James Shaw has wasted no time asserting his powers as Climate Change Minister.
His comments at the Climate Change and Business Conference in Auckland last Wednesday signal the Government’s intent on emissions.
Mr Shaw said the Government will focus on “actually cutting emissions” and his first carbon budgets may be “pretty shocking to a lot of people.” He added that the levers of carbon pricing, regulation and investment will all be pulled “pretty dramatically and in a very short period of time.”
Shaw’s ministerial portfolio gained sweeping new statutory powers in last year’s Zero Carbon amendment to the Climate Change Response Act.
The amendment legislated New Zealand’s target of net zero emissions by 2050 and established the Climate Change Commission, an independent advisory body.
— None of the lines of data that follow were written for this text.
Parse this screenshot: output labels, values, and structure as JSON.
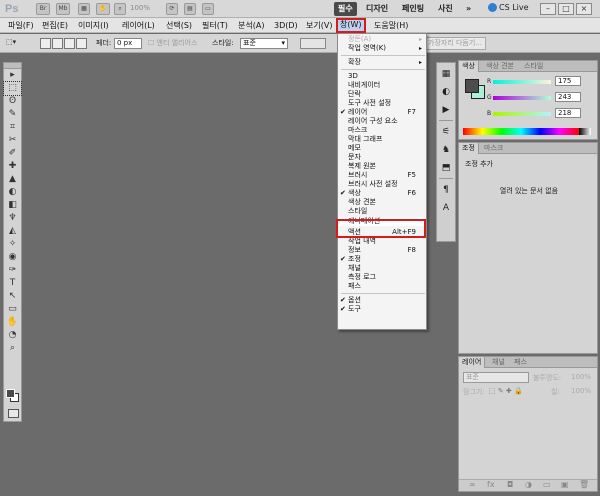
{
  "appbar": {
    "logo": "Ps",
    "icon_br": "Br",
    "icon_mb": "Mb",
    "zoom": "100%",
    "workspaces": [
      "필수",
      "디자인",
      "페인팅",
      "사진"
    ],
    "more": "»",
    "cs_live": "CS Live",
    "win_minimize": "–",
    "win_restore": "□",
    "win_close": "×"
  },
  "menubar": {
    "items": [
      "파일(F)",
      "편집(E)",
      "이미지(I)",
      "레이어(L)",
      "선택(S)",
      "필터(T)",
      "분석(A)",
      "3D(D)",
      "보기(V)",
      "창(W)",
      "도움말(H)"
    ]
  },
  "options": {
    "feather_label": "페더:",
    "feather_value": "0 px",
    "antialias": "앤티 앨리어스",
    "style_label": "스타일:",
    "style_value": "표준",
    "refine_edge": "가장자리 다듬기..."
  },
  "tools": [
    "▸",
    "⬚",
    "ʘ",
    "✎",
    "⌗",
    "✂",
    "✐",
    "✚",
    "▲",
    "◐",
    "◧",
    "♆",
    "◭",
    "✧",
    "◉",
    "✑",
    "T",
    "↖",
    "▭",
    "✋",
    "◔",
    "⌕"
  ],
  "iconstrip": [
    "▦",
    "◐",
    "▶",
    "⚟",
    "♞",
    "⬒",
    "¶",
    "A"
  ],
  "color_panel": {
    "tabs": [
      "색상",
      "색상 견본",
      "스타일"
    ],
    "r_label": "R",
    "g_label": "G",
    "b_label": "B",
    "r_value": "175",
    "g_value": "243",
    "b_value": "218",
    "fg_color": "#4d4d4d",
    "bg_color": "#afefda"
  },
  "adjust_panel": {
    "tabs": [
      "조정",
      "마스크"
    ],
    "title": "조정 추가",
    "empty": "열려 있는 문서 없음"
  },
  "layers_panel": {
    "tabs": [
      "레이어",
      "채널",
      "패스"
    ],
    "blend": "표준",
    "opacity_label": "불투명도:",
    "opacity_value": "100%",
    "lock_label": "잠그기:",
    "fill_label": "칠:",
    "fill_value": "100%",
    "footer_icons": [
      "∞",
      "fx",
      "◘",
      "◑",
      "▭",
      "▣",
      "🗑"
    ]
  },
  "window_menu": {
    "items": [
      {
        "label": "정돈(A)",
        "arrow": "▸"
      },
      {
        "label": "작업 영역(K)",
        "arrow": "▸"
      },
      {
        "label": "확장",
        "arrow": "▸"
      },
      {
        "label": "3D"
      },
      {
        "label": "내비게이터"
      },
      {
        "label": "단락"
      },
      {
        "label": "도구 사전 설정"
      },
      {
        "label": "레이어",
        "shortcut": "F7",
        "checked": true
      },
      {
        "label": "레이어 구성 요소"
      },
      {
        "label": "마스크"
      },
      {
        "label": "막대 그래프"
      },
      {
        "label": "메모"
      },
      {
        "label": "문자"
      },
      {
        "label": "복제 원본"
      },
      {
        "label": "브러시",
        "shortcut": "F5"
      },
      {
        "label": "브러시 사전 설정"
      },
      {
        "label": "색상",
        "shortcut": "F6",
        "checked": true
      },
      {
        "label": "색상 견본"
      },
      {
        "label": "스타일"
      },
      {
        "label": "애니메이션"
      },
      {
        "label": "액션",
        "shortcut": "Alt+F9"
      },
      {
        "label": "작업 내역"
      },
      {
        "label": "정보",
        "shortcut": "F8"
      },
      {
        "label": "조정",
        "checked": true
      },
      {
        "label": "채널"
      },
      {
        "label": "측정 로그"
      },
      {
        "label": "패스"
      },
      {
        "label": "옵션",
        "checked": true
      },
      {
        "label": "도구",
        "checked": true
      }
    ]
  }
}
The bill passed with near unanimous support in Parliament with only David Seymour opposed.
But the amendment also established new powers to set emissions budgets and plans, with potentially far-reaching consequences.
Emissions budgets are five-year caps on national emissions, with a goal of providing certainty. The main features of emissions budgets are that they:
- Are set by the Minister, not the Climate Change Commission;
- Allow the Minister to depart from the Commission’s advice (although Shaw recently said he is “absolutely committed that we will follow [the Commission’s] advice;”
- Must be met “as far as possible” through domestic reductions and removals.
The legislation also emphasises public consultation when setting budgets.
Crucially, last year’s amendment also established a new planning regime which allows the Climate Change Minister to decide how and where emissions budgets will be met.
As I wrote at the time last year, the rules around plans are broad enough to allow almost any policy the Minister considers necessary, covering every sector of the economy, at any level of detail the Minister decides. And plans can be changed at any time.
The legislation only requires that the Minister’s policies are for a purpose of reducing emissions. But there is no requirement to check individual policies are working.
In other words, the Minister’s plan is more or less unconstrained.
Importantly, however, the Zero Carbon bill stopped just short of granting full powers to the Minister. It has no compliance mechanism. As it stands, the Minister must prepare budgets and plans yet he has no way to enforce compliance.
But the writing is on the wall.
It will only take a minor adjustment to introduce compliance and the Government has placed climate near the top of its term agenda.
Putting the puzzle pieces together – the Government’s preference for command and control over carbon pricing, the alignment between Labour and the Greens on climate and Shaw’s assertive language – it all seems to point towards an intent to introduce the means to enforce compliance with the Minister’s plans.
That would be worse than a shame, it would be a mistake.
The Government’s best path to large scale cuts in emissions is the Emissions Trading Scheme. Yet the Government seems more interested in its control over the economy than lower emissions.
Worryingly, the Climate Change Response Act does not require the Minister’s plans to cut emissions effectively. This combined with the Act’s broad scope means that, if the Act were tweaked to add the power to enforce plans, it is difficult to see what could prevent Shaw or a future Minister from using emissions plans to mount unprincipled attacks on disfavoured industries and technologies.
Before he sets his budget and writes his plan, the Minister should first explain what he wants to do about compliance and how he (and we) will find out which parts of his plans worked or need fixing.
Disclosure: Matt Burgess owns a small number of NZUs through the New Zealand SALT Fund.